AccR is a master regulator involved in carbon catabolite repression of the anaerobic catabolism of aromatic compounds in Azoarcus sp. CIB [Microbiology]

December 3rd, 2013 by Valderrama, J. . A., Shingler, V., Carmona, M., Diaz, E.

Here we characterized the first known transcriptional regulator that accounts for carbon catabolite repression (CCR) control of the anaerobic catabolism of aromatic compounds in bacteria. The AccR response regulator of Azoarcus sp. CIB controls succinate-responsive CCR of the central pathways for the anaerobic catabolism of aromatics by this strain. Phosphorylation of AccR to AccR-P triggers a monomer-to-dimer transition, as well as the ability to bind to the target promoter and cause repression both in vivo and in vitro. Substitution of the Asp60 phosphorylation target residue of the N-terminal receiver motif of AccR, to a phosphor-mimic Glu residue, generates a constitutively active derivative that behaves as a super-repressor of the target genes.

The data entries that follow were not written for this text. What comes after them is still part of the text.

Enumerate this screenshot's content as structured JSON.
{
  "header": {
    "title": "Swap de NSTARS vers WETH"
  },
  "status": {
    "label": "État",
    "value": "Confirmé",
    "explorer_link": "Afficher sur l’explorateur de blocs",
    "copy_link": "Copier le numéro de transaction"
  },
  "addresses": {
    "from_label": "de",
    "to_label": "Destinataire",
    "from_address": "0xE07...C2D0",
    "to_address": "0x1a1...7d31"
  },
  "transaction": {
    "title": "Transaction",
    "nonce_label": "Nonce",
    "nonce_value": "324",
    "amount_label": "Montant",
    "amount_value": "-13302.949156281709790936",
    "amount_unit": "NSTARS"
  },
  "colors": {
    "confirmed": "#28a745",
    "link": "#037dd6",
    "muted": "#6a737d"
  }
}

AccR-P binds in vitro to a conserved inverted repeat (ATGCA-N6-TGCAT) present at two different locations within the PN promoter of the bzd genes for anaerobic benzoate degradation. Because the DNA-binding proficient C-terminal domain of AccR is monomeric, we propose an activation mechanism in which phosphorylation of Asp60 of AccR alleviates inter-domain repression mediated by the N-terminal domain. The presence of AccR-like proteins encoded in the genomes of other β-proteobacteria of the Azoarcus/Thauera group further suggests that AccR constitutes a master regulator that controls anaerobic CCR in these bacteria.